As I entered the dry cleaner this morning, my friend behind the counter was serving another customer and, while doing so, told me to drop my clothes on a side table. We’re pretty informal around here – I don’t need a ticket, and only now and then does he lose something. Rather than just leave my clothes and run, I had to alert him to a special request on a torn sweater. But my reply was cut off by the other customer being served, who looked me straight in the eye and shouted, “Why don’t you shut up and wait your turn. He’s waiting on me now. The whole world doesn’t revolve around you.” Deep breath. Okay, what just happened? As I sized up this comment and my adversary, and contemplated who might win an old-fashioned saloon brawl at the dry cleaner, I summoned the Inner Jim and replied, “Good morning, how are you today?”
He kept at it. I tossed any thoughts of sharing the honest explanation, which was that I was merely responding to the cleaner’s directive to me. Surely the other customer heard that -- I mean, he was more than cognizant of everything I was saying. I continued to ponder whether a single-leg drop from my old high school wrestling days might be the soundest strategy should I be assaulted from up high. As my heart beat faster and the man returned to the matter of his filthy shirts, I kept my head down and waited. Tempted to ask when he thought he might come back to pick up his shirts so that I could mentally schedule a different time for myself, I leveled my parting shot, “Have a great day.”
Whether true or not, I recently suggested that people skills in the business world often are more important than any professional, technical or academic training one brings to a job. This proclamation was made in the context of my role as Board Member of Meeting Professionals International’s Greater New York Chapter and my efforts to promote our November education program, “The Power of Understanding People,” presented by Dave Mitchell of the Leadership Difference.
I never guessed I’d have the chance to apply so quickly what I learned in Dave’s session, which was the night before my dry cleaner caper. Teachers used to say about a word, “Use it in a sentence and you own it.” I was still processing the wit and wisdom of Dave and hardly had time to use it in a sentence.
Dave encourages people to understand their personal communications styles and recognize how those may or may not sit with others with whom they are communicating. Then, make the necessary adjustments.
He segments people into four categories:
· Romantics – who in general value relationships
· Warriors – who value results
· Experts – who value reliability
· Masterminds – who value innovation
To understand the difference using one of Dave’s examples, Romantics might value world peace, while Warriors might consider whom they need to obliterate to achieve it.

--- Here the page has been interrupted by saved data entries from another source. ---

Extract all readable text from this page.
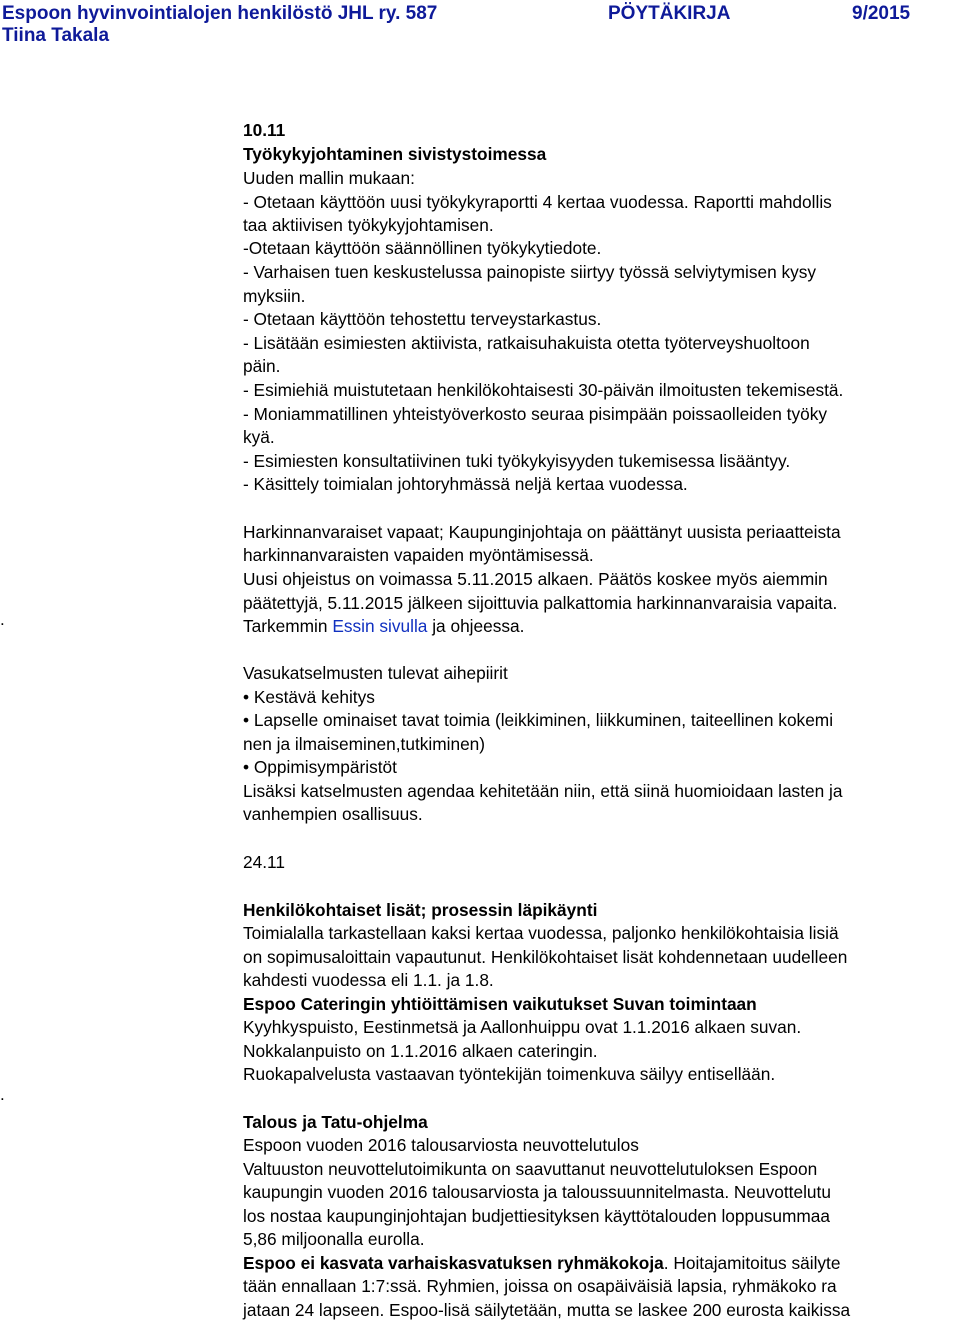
Espoon hyvinvointialojen henkilöstö JHL ry. 587	PÖYTÄKIRJA	9/2015
Tiina Takala
.
.
10.11
Työkykyjohtaminen sivistystoimessa
Uuden mallin mukaan:
- Otetaan käyttöön uusi työkykyraportti 4 kertaa vuodessa. Raportti mahdollis
taa aktiivisen työkykyjohtamisen.
-Otetaan käyttöön säännöllinen työkykytiedote.
- Varhaisen tuen keskustelussa painopiste siirtyy työssä selviytymisen kysy
myksiin.
- Otetaan käyttöön tehostettu terveystarkastus.
- Lisätään esimiesten aktiivista, ratkaisuhakuista otetta työterveyshuoltoon
päin.
- Esimiehiä muistutetaan henkilökohtaisesti 30-päivän ilmoitusten tekemisestä.
- Moniammatillinen yhteistyöverkosto seuraa pisimpään poissaolleiden työky
kyä.
- Esimiesten konsultatiivinen tuki työkykyisyyden tukemisessa lisääntyy.
- Käsittely toimialan johtoryhmässä neljä kertaa vuodessa.
Harkinnanvaraiset vapaat; Kaupunginjohtaja on päättänyt uusista periaatteista
harkinnanvaraisten vapaiden myöntämisessä.
Uusi ohjeistus on voimassa 5.11.2015 alkaen. Päätös koskee myös aiemmin
päätettyjä, 5.11.2015 jälkeen sijoittuvia palkattomia harkinnanvaraisia vapaita.
Tarkemmin Essin sivulla ja ohjeessa.
Vasukatselmusten tulevat aihepiirit
• Kestävä kehitys
• Lapselle ominaiset tavat toimia (leikkiminen, liikkuminen, taiteellinen kokemi
nen ja ilmaiseminen,tutkiminen)
• Oppimisympäristöt
Lisäksi katselmusten agendaa kehitetään niin, että siinä huomioidaan lasten ja
vanhempien osallisuus.
24.11
Henkilökohtaiset lisät; prosessin läpikäynti
Toimialalla tarkastellaan kaksi kertaa vuodessa, paljonko henkilökohtaisia lisiä
on sopimusaloittain vapautunut. Henkilökohtaiset lisät kohdennetaan uudelleen
kahdesti vuodessa eli 1.1. ja 1.8.
Espoo Cateringin yhtiöittämisen vaikutukset Suvan toimintaan
Kyyhkyspuisto, Eestinmetsä ja Aallonhuippu ovat 1.1.2016 alkaen suvan.
Nokkalanpuisto on 1.1.2016 alkaen cateringin.
Ruokapalvelusta vastaavan työntekijän toimenkuva säilyy entisellään.
Talous ja Tatu-ohjelma
Espoon vuoden 2016 talousarviosta neuvottelutulos
Valtuuston neuvottelutoimikunta on saavuttanut neuvottelutuloksen Espoon
kaupungin vuoden 2016 talousarviosta ja taloussuunnitelmasta. Neuvottelutu
los nostaa kaupunginjohtajan budjettiesityksen käyttötalouden loppusummaa
5,86 miljoonalla eurolla.
Espoo ei kasvata varhaiskasvatuksen ryhmäkokoja. Hoitajamitoitus säilyte
tään ennallaan 1:7:ssä. Ryhmien, joissa on osapäiväisiä lapsia, ryhmäkoko ra
jataan 24 lapseen. Espoo-lisä säilytetään, mutta se laskee 200 eurosta kaikissa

It’s fascinating to examine some of the behavioral cues Dave discusses, and the adjustments he recommends once they are identified. For example:
ROMANTICS
Behavioral Cue Recommended Adjustment
-Easy smile -Smile
-Engages in small talk -Use their name
-Personable -Don’t rush to transaction
WARRIORS
Behavioral Cue Recommended Adjustment
-Direct -Show value quickly
-Offers short answers -Get to the point
-May display evidence -Cite example of success
of status
EXPERTS
Behavioral Cue Recommended Adjustment
-Detailed and thorough -Know your stuff
-Conservative -Expect long sales cycle, don’t give up
-Respects procedures -Be thorough
MASTERMINDS
Behavioral Cue Recommended Adjustment
-Creative -Be enthusiastic
-Bore easily -Expand them beyond stated interest
-Impulsive but elusive -Indulge them while they weigh options
Naturally, I'm providing only a snapshot of what could have been a daylong seminar. So back at the dry cleaner, let’s call a spade a spade – I’m a Romantic. My charming fellow customer could only be a Warrior, but I’m hesitant to give him any label that suggests he has human characteristics and fits into one of Dave’s four entirely human categories. Would my newly acquired knowledge about understanding people have helped? It certainly wouldn’t have hurt.
This post began last night as a simple tribute to a great presenter and educator, Dave Mitchell. My expectations for him were high, and he exceeded them. But then commotion at the dry cleaner gave me the chance to think about the way I think, and also draw a connection between Dave’s remarks and the traits of some great leaders I’ve known in my own business experience. As it turns out, I've had extensive dealings and special admiration for those who possessed the people skills to motivate others and realize continued success, and didn't necessarily exhibit off-the-charts intelligence, instinct, acumen or creativity. (Of course, I'm not referring to anyone for whom I've ever worked directly -- all my former bosses who might be reading this certainly realize that, don't they?) (Sweat.) Rather than frown upon what you might see as these leaders’ shortcomings, I have to applaud their strengths and achievements.
Thanks, Dave, for bringing home my theory on the importance of people skills relative to more professional and technical skills, and the practicality of applying them to everyday life. It's already forced me to take an extra hard look at the way I think, process and react. And all is well -- that is, as long as I have enough clean shirts in the closet to last me for an extended period.